Even recent reports regarding five Arab men who may have slipped into the country via Canada using phony identification could be politically motivated, one expert said.

"We have very, very little to support the notion that these five represent any more of a threat than any of the other thousands of people who enter this nation every day," terrorism expert Ronald Blackstone said. "It's a fishing expedition."

On Wednesday, one of the five, a Pakistani jeweler, Mohammed Asghar, was tracked down in Pakistan by The Associated Press. He told reporters there he'd never been to the U.S., though he said he tried once -- two months ago -- to use false documents to get into Britain to find work.

"I imagine the finger pointing has started at the White House," Blackstone said.

On Thursday, President Bush said of the Asghar case: "We need to follow up on forged passports and people trying to come into our country illegally."

"Don't misunderstand, there is a real terrorist threat to this country," another FBI agent told CHB. But, the agent continued, "every time we go public with one of these phony 'heightened state of alerts,' it just numbs the public against the day when we have another real alert."

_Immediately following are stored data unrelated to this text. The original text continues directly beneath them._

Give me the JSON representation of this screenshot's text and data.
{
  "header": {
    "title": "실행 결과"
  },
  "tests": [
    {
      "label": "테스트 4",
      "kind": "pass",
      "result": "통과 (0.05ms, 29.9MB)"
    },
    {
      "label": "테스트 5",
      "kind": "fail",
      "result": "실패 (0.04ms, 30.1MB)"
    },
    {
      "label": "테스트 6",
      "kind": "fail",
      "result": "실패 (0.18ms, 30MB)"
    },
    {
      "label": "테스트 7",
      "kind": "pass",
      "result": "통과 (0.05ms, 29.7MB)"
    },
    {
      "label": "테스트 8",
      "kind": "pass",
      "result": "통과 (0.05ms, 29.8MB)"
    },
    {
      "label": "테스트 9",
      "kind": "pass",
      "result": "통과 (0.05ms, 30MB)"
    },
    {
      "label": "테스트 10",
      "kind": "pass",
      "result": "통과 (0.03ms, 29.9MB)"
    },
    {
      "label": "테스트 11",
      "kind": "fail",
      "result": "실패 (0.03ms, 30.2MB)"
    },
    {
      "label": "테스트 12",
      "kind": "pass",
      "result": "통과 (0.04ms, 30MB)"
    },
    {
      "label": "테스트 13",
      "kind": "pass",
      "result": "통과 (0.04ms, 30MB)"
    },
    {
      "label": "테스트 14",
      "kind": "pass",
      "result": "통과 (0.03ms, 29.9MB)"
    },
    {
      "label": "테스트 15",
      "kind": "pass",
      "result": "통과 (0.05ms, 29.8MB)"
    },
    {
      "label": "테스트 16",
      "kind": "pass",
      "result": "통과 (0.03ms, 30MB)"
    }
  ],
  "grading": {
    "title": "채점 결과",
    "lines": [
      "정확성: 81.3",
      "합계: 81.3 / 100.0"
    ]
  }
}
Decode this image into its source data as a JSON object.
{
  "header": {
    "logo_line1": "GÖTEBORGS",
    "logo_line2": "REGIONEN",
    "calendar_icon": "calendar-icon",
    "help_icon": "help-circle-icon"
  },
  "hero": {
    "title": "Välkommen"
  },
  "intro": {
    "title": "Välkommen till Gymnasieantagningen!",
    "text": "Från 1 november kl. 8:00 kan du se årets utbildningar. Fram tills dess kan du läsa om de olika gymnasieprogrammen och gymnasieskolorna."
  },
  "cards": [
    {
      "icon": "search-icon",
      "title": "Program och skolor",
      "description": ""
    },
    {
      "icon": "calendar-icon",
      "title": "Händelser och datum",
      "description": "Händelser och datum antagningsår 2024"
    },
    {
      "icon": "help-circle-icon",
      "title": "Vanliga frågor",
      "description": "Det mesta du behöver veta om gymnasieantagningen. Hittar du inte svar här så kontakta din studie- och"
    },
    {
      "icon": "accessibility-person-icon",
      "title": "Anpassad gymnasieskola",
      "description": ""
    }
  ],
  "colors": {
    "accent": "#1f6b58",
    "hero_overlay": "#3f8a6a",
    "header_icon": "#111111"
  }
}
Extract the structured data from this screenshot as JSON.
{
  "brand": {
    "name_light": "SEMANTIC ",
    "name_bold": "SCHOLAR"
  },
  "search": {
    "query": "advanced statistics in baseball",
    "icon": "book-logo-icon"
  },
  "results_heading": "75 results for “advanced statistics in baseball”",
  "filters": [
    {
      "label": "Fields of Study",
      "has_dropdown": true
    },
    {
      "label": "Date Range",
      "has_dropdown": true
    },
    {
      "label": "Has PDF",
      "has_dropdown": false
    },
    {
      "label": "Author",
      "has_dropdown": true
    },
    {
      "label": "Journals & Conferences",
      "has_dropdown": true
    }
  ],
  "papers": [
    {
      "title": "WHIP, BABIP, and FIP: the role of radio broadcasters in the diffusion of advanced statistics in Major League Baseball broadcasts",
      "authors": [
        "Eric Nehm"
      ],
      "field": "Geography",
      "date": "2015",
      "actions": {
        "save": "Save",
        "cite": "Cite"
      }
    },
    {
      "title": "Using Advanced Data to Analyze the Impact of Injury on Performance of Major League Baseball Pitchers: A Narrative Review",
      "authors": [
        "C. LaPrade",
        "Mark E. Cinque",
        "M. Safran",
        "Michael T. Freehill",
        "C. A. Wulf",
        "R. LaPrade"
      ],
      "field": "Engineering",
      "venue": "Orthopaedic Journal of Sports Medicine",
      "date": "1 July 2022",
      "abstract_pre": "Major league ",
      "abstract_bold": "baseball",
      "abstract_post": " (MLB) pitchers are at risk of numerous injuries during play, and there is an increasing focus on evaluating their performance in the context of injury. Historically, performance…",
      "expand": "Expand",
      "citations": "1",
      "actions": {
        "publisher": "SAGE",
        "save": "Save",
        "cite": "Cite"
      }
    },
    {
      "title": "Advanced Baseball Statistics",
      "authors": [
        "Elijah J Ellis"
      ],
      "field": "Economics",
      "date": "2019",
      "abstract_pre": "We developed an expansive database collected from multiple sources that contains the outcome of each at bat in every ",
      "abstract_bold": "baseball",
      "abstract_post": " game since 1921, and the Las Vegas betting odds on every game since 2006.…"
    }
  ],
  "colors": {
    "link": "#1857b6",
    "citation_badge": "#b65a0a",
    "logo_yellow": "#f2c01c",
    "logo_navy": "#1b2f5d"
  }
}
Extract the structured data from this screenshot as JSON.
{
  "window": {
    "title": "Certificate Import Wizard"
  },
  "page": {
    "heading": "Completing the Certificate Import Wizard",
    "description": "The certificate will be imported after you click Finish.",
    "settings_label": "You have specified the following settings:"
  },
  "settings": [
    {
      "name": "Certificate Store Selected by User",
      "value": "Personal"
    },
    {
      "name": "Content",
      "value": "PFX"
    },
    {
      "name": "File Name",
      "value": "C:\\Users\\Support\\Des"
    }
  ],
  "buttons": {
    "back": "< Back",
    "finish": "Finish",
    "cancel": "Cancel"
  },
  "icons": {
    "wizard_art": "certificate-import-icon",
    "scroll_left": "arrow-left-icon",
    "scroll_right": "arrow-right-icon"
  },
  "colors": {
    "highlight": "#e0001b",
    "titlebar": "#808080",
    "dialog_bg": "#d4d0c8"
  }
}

Last year, the FBI issued alerts that terrorists may attack stadiums, nuclear power plants, shopping centers, synagogues, apartment houses, subways, and the Liberty Bell, the Brooklyn Bridge and other New York City landmarks, reported Knight-Ridder newspapers. The bureau also advised Americans to be wary of small airplanes, fuel tankers and scuba divers.

CHB reported that FBI and CIA sources said a recent White House memo listing the war on terrorism as a definitive political advantage and fund-raising tool is just one of many documents discussing how to best utilize the terrorist threat.

"Of course the White House is going to exploit the terrorism threat to the fullest political advantage," said Democratic strategist Russ Barksdale. "They would be fools not to. We'd do the same thing."

The White House did not return phone calls from WorldNetDaily seeking comment.

Knight-Ridder Newspapers, meanwhile, reported the FBI has never meant for all its warnings and advisories to be made public.

"Everything is being described as a terror alert, and that's not what this stuff is," said Gordon Johndroe, spokesman for the Department of Homeland Security, in a July interview.

But, he added, "if information is becoming public, then we naturally cannot work in a vacuum and pretend like all this information is not becoming public."

"We live in a world of threats; not all of them necessitate a warning," says FBI terrorist warning chief Kevin Giblin, a 27-year veteran of the bureau. He told Knight-Ridder there should be a generally increased level of vigilance, and he looks to the color-coded advisory system -- not the alerts intended for police -- to signal it.

The threat of terrorism may also be helping the White House manage the sagging economy. Officials at home finance giant Freddie Mac said yesterday that the threat of terrorism may have played a role in bringing 30-year mortgage rates down to 5.85 percent, their lowest since an average 5.83 percent in 1965.

"Current issues such as the possibility of military actions abroad, heightened terrorism alerts and an unexpected drop in consumer confidence contributed to the decline in mortgage rates this week," Frank Nothaft, Freddie Mac chief economist, told Reuters.